HUAWEI CLOUD CSS for Elasticsearch¶
Use the「Guance Synchronization」series script package in the script market to monitor the cloud ,The data of the cloud asset is synchronized to the Guance.
Config¶
Install Func¶
Recommend opening 「Integrations - Extension - DataFlux Func (Automata)」: All preconditions are installed automatically,Please continue with the script installation
If you deploy Func yourself,Refer to Self-Deployment of Func
Installation script¶
Tip: Please prepare HUAWEI CLOUD AK that meets the requirements in advance(For simplicity's sake,You can directly grant the global read-only permission
ReadOnlyAccess
)
To synchronize the monitoring data of CSS for Elasticsearch cloud resources, we install the corresponding collection script:To access the [Script Market] via the web service of Func,search by css keywords,installation 「Guance Integration(HUAWEI CLOUD-CSS)」(ID:guance_huaweicloud_css
)
Click [Install] and enter the corresponding parameters: HUAWEI CLOUD AK,SK,HUAWEI CLOUD account name.

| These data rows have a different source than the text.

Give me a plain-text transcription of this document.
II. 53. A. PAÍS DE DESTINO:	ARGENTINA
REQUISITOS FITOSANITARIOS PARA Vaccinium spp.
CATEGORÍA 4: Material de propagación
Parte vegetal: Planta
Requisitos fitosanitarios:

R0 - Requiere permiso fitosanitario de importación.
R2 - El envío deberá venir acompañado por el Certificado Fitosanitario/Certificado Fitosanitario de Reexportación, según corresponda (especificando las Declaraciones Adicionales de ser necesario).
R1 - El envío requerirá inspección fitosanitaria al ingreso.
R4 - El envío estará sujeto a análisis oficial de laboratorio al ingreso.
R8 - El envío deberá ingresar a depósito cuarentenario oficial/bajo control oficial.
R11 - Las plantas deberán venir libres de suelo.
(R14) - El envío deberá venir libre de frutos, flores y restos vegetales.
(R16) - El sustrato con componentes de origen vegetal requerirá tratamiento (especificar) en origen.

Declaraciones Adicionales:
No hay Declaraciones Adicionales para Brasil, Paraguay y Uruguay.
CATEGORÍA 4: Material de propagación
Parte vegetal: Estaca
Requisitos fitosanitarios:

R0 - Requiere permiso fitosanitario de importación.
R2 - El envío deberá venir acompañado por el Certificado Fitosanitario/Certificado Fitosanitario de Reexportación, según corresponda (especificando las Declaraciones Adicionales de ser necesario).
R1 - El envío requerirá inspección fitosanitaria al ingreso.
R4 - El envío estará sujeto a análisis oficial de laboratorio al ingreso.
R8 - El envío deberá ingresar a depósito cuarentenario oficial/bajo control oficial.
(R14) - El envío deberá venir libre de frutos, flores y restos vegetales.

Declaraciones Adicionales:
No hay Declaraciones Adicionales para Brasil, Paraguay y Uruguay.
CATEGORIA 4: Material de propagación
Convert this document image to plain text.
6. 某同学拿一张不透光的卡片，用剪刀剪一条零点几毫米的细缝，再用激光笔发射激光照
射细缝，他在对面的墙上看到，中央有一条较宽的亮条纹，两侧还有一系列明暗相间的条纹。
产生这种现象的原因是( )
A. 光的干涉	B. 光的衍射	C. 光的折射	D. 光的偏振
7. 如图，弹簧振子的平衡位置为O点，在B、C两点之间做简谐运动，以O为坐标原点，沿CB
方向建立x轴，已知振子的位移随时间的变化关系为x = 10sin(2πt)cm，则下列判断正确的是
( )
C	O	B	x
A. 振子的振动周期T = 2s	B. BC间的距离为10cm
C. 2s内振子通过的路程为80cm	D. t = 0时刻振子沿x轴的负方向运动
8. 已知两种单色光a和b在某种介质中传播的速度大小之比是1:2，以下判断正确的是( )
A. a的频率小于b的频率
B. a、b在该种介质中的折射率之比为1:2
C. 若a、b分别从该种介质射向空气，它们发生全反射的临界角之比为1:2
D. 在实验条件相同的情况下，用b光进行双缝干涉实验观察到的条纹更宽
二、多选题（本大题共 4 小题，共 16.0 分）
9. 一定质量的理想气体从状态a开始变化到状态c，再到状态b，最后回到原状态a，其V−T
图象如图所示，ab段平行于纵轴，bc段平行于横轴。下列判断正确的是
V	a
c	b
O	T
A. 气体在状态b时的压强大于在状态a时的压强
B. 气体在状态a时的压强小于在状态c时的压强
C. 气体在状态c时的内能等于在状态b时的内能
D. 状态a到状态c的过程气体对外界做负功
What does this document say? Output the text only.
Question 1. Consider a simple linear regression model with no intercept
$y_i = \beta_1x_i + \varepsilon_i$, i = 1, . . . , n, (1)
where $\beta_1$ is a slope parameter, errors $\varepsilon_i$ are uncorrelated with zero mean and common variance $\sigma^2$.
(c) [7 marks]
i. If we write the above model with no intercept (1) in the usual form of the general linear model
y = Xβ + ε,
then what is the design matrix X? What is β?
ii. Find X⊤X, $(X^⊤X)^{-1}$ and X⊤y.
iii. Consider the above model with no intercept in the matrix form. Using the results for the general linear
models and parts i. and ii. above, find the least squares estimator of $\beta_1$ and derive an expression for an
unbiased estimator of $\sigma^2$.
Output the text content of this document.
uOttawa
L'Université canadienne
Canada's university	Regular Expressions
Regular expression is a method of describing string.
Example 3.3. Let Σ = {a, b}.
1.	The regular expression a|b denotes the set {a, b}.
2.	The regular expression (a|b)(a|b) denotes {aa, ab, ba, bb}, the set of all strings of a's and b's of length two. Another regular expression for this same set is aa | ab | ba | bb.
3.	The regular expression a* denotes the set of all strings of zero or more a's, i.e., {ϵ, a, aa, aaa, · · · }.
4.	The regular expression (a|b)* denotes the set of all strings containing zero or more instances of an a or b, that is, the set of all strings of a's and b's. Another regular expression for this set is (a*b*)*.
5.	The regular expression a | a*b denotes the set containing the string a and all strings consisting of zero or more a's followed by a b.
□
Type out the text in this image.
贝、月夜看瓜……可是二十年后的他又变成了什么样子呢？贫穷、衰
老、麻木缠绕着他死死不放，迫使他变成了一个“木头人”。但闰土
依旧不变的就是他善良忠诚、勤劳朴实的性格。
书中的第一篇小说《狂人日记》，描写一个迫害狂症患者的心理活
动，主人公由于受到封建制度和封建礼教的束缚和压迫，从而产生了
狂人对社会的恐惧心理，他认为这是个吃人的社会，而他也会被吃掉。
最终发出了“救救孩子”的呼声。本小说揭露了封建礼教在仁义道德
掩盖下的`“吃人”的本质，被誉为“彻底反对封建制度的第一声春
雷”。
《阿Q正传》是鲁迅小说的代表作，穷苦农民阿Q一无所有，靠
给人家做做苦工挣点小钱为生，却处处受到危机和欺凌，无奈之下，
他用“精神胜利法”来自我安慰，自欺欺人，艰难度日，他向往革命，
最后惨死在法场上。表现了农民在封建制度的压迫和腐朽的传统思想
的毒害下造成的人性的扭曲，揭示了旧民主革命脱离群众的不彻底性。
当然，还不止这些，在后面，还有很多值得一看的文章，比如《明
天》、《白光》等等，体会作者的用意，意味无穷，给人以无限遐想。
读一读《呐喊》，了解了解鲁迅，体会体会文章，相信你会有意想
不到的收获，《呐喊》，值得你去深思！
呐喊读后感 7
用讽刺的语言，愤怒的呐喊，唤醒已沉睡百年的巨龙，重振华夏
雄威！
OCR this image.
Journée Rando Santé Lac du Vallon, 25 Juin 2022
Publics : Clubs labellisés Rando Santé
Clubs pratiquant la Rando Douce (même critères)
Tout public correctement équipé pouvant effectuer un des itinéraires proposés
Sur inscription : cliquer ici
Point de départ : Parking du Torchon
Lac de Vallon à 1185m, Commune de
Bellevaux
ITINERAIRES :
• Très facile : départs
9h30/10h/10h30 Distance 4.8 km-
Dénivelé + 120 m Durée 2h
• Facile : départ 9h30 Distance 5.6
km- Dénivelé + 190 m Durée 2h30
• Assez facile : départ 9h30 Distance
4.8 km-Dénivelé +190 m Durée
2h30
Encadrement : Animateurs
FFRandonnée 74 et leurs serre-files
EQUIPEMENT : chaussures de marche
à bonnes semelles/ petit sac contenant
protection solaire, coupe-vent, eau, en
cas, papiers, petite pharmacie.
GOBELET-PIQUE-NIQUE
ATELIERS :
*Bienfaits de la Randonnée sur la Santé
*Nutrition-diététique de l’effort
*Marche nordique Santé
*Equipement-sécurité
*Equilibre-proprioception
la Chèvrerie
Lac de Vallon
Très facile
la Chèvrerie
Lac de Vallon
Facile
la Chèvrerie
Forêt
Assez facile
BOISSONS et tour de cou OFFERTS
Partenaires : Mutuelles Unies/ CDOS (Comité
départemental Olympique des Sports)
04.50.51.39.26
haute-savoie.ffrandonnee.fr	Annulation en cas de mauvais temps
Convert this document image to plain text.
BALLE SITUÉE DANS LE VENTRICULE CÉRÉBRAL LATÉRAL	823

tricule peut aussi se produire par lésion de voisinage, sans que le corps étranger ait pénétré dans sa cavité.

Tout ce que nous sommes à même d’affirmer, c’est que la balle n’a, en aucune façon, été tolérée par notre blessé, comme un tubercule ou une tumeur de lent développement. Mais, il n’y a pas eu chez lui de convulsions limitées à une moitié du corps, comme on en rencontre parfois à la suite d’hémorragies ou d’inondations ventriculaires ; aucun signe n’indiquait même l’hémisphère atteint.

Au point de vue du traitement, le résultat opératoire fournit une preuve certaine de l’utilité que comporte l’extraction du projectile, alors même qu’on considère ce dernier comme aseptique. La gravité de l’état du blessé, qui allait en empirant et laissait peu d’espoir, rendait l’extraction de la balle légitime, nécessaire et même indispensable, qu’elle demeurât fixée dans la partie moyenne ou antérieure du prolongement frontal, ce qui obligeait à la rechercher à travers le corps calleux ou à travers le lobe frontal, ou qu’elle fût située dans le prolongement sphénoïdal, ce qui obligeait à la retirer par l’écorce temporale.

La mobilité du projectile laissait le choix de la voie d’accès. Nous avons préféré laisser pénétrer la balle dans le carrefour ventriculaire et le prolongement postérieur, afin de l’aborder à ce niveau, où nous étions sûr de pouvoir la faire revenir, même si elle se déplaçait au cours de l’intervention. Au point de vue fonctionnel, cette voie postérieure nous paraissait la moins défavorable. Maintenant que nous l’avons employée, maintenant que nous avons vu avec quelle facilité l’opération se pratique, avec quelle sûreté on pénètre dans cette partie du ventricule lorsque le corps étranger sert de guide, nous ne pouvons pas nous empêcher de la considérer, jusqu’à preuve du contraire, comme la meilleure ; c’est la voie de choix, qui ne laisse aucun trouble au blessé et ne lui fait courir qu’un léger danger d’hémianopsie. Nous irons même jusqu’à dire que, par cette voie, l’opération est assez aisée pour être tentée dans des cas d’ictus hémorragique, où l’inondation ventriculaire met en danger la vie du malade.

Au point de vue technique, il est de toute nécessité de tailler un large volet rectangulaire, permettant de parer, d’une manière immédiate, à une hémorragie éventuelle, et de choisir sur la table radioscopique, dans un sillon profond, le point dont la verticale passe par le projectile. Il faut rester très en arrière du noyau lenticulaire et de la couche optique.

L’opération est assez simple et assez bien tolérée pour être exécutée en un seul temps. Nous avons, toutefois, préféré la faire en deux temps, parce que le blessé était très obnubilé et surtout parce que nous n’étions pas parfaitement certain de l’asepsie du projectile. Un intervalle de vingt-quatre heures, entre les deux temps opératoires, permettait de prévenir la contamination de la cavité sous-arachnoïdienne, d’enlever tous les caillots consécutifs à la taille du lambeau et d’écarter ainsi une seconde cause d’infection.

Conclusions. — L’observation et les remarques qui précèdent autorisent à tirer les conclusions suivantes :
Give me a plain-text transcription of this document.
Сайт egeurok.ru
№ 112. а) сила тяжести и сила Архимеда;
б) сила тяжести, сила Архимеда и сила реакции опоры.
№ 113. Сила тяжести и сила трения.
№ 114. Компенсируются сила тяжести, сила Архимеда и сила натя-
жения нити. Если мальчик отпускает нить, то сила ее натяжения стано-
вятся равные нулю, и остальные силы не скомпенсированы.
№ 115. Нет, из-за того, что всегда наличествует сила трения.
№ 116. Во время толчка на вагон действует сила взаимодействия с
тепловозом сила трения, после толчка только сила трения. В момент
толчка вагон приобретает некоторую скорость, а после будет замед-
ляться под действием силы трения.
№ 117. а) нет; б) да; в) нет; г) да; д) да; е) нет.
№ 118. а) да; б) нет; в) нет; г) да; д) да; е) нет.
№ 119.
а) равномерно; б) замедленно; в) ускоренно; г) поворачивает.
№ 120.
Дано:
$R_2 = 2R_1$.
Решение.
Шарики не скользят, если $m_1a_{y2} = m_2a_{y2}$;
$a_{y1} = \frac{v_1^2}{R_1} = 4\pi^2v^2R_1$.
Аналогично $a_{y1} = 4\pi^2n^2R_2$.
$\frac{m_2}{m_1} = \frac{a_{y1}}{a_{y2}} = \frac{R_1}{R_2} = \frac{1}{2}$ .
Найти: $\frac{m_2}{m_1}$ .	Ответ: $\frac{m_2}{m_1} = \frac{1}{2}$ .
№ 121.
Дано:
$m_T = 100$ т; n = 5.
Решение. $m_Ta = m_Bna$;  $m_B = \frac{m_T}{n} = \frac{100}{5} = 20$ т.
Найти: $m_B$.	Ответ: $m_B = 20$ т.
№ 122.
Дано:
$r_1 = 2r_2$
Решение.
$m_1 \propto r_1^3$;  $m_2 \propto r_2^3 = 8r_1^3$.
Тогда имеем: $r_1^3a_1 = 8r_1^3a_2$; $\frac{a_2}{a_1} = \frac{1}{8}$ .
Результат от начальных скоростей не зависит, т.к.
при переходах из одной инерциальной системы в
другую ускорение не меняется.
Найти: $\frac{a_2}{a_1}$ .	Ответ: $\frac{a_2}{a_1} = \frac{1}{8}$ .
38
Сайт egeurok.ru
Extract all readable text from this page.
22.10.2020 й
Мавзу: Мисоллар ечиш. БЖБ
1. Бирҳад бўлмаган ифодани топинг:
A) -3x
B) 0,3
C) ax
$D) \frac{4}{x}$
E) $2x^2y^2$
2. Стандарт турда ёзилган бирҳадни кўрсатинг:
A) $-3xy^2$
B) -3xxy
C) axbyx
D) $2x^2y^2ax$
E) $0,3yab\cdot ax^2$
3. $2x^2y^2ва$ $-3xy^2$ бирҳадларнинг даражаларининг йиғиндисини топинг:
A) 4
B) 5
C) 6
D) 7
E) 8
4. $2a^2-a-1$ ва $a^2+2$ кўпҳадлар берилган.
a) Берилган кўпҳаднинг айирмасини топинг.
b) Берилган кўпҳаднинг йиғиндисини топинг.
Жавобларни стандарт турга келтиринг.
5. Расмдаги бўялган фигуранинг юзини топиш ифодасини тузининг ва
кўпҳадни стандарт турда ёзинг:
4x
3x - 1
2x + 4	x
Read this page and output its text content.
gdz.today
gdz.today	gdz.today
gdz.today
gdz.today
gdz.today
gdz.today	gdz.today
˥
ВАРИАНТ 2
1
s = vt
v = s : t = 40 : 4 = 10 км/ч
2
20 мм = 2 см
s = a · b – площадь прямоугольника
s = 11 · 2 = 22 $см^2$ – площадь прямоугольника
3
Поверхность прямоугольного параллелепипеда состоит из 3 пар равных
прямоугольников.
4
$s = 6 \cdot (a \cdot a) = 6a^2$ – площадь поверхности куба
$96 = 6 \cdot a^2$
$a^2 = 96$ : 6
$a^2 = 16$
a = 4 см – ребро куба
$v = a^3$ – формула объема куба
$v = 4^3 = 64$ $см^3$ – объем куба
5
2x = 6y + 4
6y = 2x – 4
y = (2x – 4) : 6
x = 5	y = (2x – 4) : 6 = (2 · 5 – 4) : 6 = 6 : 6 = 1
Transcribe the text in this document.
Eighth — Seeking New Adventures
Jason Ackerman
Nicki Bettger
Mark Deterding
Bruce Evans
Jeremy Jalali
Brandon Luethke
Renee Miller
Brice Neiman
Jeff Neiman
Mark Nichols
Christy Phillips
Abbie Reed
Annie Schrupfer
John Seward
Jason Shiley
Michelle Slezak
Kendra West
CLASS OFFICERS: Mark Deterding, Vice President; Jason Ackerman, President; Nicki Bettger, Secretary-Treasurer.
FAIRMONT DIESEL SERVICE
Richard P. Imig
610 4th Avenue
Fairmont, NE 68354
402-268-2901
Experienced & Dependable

Tap [Deploy startup Script],The system automatically creates Startup script sets,And automatically configure the corresponding startup script.
After the script is installed,Find the script in「Development」in Func「Guance Integration(HUAWEI CLOUD-CSS)」,Expand to modify this script,find collector_configsandmonitor_configsEdit the content inregion_projects,Change the locale and Project ID to the actual locale and Project ID,Click Save Publish again.
In addition, the corresponding automatic trigger configuration is displayed in「Management / Crontab Config」. Tap [Run],It can be executed immediately once,without waiting for a periodic time.After a while,you can view task execution records and corresponding logs.
We collected some configurations by default, as described in the Metrics column Configure custom cloud object metrics
Verify¶
- In「Management / Crontab Config」check whether the automatic triggering configuration exists for the corresponding task,In addition, you can view task records and logs to check whether exceptions exist
- On Guance platform, click 「Infrastructure / Custom」 to check whether asset information exists
- On Guance platform, press 「Metrics」 to check whether monitoring data exists
Metric¶
Configure HUAWEI CLOUD - cloud monitoring. The default metric set is as follows. You can collect more metrics by configuring them HUAWEI CLOUD Monitor Metrics Details
Instance monitoring metric¶
HUAWEI CLOUD CSS for Elasticsearch instance performance monitoring metric,as shown in the table below.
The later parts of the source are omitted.